Wednesday, September 13, 2006

Teaching ethics

Looking back at primary school gives memories of pleasure, grief and memories of when you wanted to punch the living shit into your teacher.

Volunteering in an Ecuadorian school has thrust me back into this climate where very little has changed.

The teacher, Señor Jesus is barely tall enough to look out of the 4 foot high windows. He wears a white baseball cap which shelters his eyes from the sun whenever he has to talk to me, arching his neck all the way back. He dresses often in denim jacket with jeans of the same colour, which diminishes any kind of respect immediately. His facial expression is constant: eyes wayward constantly searching to latch onto with a mouth that I expect he thinks is aggressive but only comes across as nervous.

When he talks to children, his technique is to behave like a military man, and so marches up and down with his hands behind his back speaking into the sky in short and unintelligible sentences.

“The school must always be clean. And the Hardine (Nursery school) will learn quickly in preparation for the first grade. And for the rest of you, the school must always be clean.” All in that order.

I joke that he must have practiced that in the mirror last night which must have sounded better in his head.

When it comes to teaching, I was very interested to what he would conjure in the opening weeks.

The text books for the school year incidentally have not come and will not come for another month. Until every school in the land has signed in every school child, the order from the government will not be made. Naturally, this process has and will take a while.

For the first two and a half weeks, Señor Jesus has taught the alphabet and numbers 0-9 to 12 year olds. Terribly patronising to say the least, but you do wonder how (unless something is incorrect) how the children could ever get this wrong. The answer is they don’t, but Señor Jesus isn’t content. His terrible insecurity of ‘short man syndrome’ had led him to fiercely stamp down on nay child that gets their handwriting slightly wrong.

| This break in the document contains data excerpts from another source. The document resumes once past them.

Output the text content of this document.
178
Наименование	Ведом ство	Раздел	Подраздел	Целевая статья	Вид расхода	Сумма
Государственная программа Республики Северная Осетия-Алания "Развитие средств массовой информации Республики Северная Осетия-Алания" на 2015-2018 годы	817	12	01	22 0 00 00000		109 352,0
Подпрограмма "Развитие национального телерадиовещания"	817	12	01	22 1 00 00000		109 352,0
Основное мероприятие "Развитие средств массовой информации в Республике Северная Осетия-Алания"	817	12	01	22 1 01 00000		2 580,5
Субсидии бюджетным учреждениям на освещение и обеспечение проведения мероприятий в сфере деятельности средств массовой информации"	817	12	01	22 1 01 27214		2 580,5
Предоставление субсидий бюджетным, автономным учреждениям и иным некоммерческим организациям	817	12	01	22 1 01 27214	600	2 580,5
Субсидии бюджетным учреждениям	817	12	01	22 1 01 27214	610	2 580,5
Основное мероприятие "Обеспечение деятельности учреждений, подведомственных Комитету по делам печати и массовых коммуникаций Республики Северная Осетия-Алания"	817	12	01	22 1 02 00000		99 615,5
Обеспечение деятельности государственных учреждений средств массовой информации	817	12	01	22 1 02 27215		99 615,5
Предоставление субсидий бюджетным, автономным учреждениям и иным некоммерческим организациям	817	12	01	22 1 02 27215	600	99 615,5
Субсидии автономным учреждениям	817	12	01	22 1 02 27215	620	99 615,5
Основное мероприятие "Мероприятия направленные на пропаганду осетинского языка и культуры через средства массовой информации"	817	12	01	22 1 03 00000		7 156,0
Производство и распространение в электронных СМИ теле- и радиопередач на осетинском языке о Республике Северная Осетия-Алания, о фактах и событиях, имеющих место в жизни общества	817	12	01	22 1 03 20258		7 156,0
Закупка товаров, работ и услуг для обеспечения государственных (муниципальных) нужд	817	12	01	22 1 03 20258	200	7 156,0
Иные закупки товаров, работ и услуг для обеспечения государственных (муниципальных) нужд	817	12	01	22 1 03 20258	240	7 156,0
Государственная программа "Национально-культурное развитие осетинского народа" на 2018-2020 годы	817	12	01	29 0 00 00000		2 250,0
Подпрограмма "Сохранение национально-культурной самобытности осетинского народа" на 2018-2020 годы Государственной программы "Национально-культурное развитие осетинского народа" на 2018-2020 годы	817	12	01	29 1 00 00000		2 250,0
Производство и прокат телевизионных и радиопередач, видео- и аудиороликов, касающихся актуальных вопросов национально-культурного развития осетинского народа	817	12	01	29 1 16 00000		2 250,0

Furthermore, in terms of maths, should a child get arithmetic correct but their number graphic faintly wrong, he will put a red ‘X’ through the equation. It is emotionally destroying as you can imagine for anyone, but what is even crueler is that despite getting the important bits right, they go home and the parents see that all is wrong in their text books.

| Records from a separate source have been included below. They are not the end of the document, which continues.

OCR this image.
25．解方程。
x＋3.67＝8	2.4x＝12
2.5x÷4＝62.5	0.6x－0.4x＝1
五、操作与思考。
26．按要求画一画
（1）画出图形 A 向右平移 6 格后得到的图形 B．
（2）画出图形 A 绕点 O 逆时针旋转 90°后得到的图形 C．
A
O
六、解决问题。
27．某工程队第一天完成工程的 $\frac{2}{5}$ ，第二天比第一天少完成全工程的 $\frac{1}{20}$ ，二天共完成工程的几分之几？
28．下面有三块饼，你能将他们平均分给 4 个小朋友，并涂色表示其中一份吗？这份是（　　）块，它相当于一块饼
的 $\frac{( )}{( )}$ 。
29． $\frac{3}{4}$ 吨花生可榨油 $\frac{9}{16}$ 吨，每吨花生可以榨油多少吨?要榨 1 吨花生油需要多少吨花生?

Señor Jesus claims that taking the students with the biggest writing and arithmetic difficulties and asking them to do sums on the bored in beneficial.

In one such instance two students, Geovanni and Johnny, were asked to come to the front. Clearly terrified of their handwriting ability their focus is not on the sum but on the quality and legibility of the numbers. Take it from me, you can read them. You just felt, however, that whatever they did was going to be wrong in the eyes of Señor Jesus.

Of course it was. Shaking with fear, even too scared to write their working on the board or to say it out loud, they couldn’t add 9 + 3.

Standing their in a pool of shame, Señor Jesus asked students, whether the sum was ‘good or bad.’ Noticing the mistake immediately every student said ‘mal’.

The two students stood their motionless and dejected, their hands flopping either side as their eyes glazed across the classroom as their classmates effectively told them that they ‘thick’. With clenched fists, I stood next to them feeling like a bully had re-entered my life in the form of this ‘teacher.’ I put my arm around Geovanni to shelter him from this storm of unjust criticism.

I calmly walked across the room and approached Jesus. If we were outside, I would have eclipsed the sun in my shadow. This was a time to stand up and torment the tormentor. “I want to talk to you later,” I said practically not being able to speak myself having watched a public humiliation of two children. His tone of voice and facial expression changed. It was different to the one he puts on for the kids. My eyes were focused on his so hard; it was like trying to see in the dark. He knew and I knew what was going to happen.

Ten minutes later, I let him have my best go of a telling off in Spanish. I could have said it in English; I think he would have still got the point.

“You can’t do that; you simply cannot get children to get up there on their own to just be humiliated in front of the class. You give no confidence, and just inspire fear. You say something is wrong when it is correct.” I felt like laying him out there and then. I would have sent him into orbit with the adrenaline that was pumping through my veins.

This went on for five minutes and by the end of it all, I had managed to gather a small audience of kids. I felt like the guy that I always wanted to have around in those circumstances. The young pretender that still remembers only too well what it was like to be that age.

Some children asked me, ‘What happened?’ for which I explained as best as I could. The truth is that this teacher needs to leave if these kids have a chance to learn, graduate and not follow their parents into the fields to work.

When I re-entered the classroom after lunch the exercise had differed to writing. They were all writing the name of the school, in their pristine handwriting, to the bottom of the page.